The recent case of Glover v Baker, (the outcome of which was challenged by the litigation friend in the England and Wales Court of Appeal (EWCA)) proves that children can and should have equal access to the Courts without the shadow of costs looming over their litigation friend. Here, the Appeal Court set aside a costs order made against Mrs Glover, the mother who was acting as the children’s litigation friend. Mrs Glover brought a case against her ex-husband, Mr Blake for the benefit of her children.
In the 1990s, Mr Blake had created a business which he sought to sell in 1998, however he did this using an employee benefit trust scheme that was ultimately unsuccessful – Mr Blake was landed with a rather large tax bill in 2013, by which time Mrs Glover and Mr Blake had separated.
Mrs Glover and Mr Blake had two children, who were not consulted about the arrangement and sought to challenge this through the Courts. The case was heard in the England and Wales High Court (EWCH) under Morgan J who found in Mr Blake’s favour. Mrs Glover was ordered to pay Mr Blake’s legal fees. The Judge was of the view that, ordinarily, where the party bringing the claim – the claimant, is unsuccessful, the defendant’s costs are met by the claimant. The Court deemed the litigation friend to be responsible for the costs of the litigation that would have ordinarily been ordered against an adult claimant.
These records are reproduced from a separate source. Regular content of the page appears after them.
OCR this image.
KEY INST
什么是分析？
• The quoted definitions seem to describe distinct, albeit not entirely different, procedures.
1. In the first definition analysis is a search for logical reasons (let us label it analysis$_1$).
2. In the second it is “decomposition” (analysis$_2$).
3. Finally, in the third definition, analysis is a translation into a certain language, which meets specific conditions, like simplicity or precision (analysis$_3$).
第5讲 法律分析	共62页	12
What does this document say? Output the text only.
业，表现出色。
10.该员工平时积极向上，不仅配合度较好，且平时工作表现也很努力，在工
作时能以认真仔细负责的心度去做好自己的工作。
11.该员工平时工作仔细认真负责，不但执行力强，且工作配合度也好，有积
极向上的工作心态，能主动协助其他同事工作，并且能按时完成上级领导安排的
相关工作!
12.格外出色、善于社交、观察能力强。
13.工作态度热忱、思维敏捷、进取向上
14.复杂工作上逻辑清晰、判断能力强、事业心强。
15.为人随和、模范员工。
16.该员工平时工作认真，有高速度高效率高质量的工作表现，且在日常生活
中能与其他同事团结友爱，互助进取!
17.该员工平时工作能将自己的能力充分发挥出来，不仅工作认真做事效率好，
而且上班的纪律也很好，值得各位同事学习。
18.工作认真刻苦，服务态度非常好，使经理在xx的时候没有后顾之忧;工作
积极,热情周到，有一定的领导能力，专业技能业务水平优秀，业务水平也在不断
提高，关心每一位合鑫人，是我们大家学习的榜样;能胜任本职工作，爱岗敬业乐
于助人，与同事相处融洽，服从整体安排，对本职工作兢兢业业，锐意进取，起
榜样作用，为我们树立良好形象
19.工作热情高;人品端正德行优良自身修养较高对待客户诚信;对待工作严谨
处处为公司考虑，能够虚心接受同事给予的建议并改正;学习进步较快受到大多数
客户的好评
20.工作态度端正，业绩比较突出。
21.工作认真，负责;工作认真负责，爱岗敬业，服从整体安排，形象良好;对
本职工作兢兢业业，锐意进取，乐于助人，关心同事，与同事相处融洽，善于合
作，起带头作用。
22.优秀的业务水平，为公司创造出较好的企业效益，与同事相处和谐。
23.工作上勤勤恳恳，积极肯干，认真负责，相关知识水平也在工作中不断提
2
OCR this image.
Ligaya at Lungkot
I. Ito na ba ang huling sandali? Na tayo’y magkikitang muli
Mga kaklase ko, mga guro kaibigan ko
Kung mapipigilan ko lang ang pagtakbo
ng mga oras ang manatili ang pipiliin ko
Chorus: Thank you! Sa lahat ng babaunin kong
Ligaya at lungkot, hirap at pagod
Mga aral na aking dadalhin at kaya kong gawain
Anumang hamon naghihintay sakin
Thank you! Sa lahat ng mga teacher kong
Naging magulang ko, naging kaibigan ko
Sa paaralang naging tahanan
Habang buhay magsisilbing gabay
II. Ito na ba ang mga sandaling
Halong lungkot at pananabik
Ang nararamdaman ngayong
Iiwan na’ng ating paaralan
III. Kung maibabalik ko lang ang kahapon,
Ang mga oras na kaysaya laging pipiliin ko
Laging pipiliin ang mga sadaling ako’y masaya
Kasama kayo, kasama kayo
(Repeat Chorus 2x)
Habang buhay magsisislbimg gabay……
The decision to appeal this Judgement proved successful for Mrs Glover. The EWCA gave a unanimous Judgement rejecting Morgan J’s view. When deciding if such an order should be made, the question is “whether in all the circumstances it is just to make the order.” On giving Judgement, Newey LJ explains that there should be no presumption that a litigation friend acting for a child or protected person should bear the costs that a defendant would have been ordered to pay.
So, what would justify such an order? Newy LJ went on to include factors such as bad faith, improper or unreasonable behaviour, or prospect of personal benefit – none of which were alleged in this case. It was found Mrs Glover should not be made to pay the costs as there was no presumption that she had agreed to do so. The costs order was duly cancelled.
Mrs Glover’s case should provide reassurance for those who are considering acting as litigation friends for children – the threat of a costs order should not be a bar for children having access to the Courts.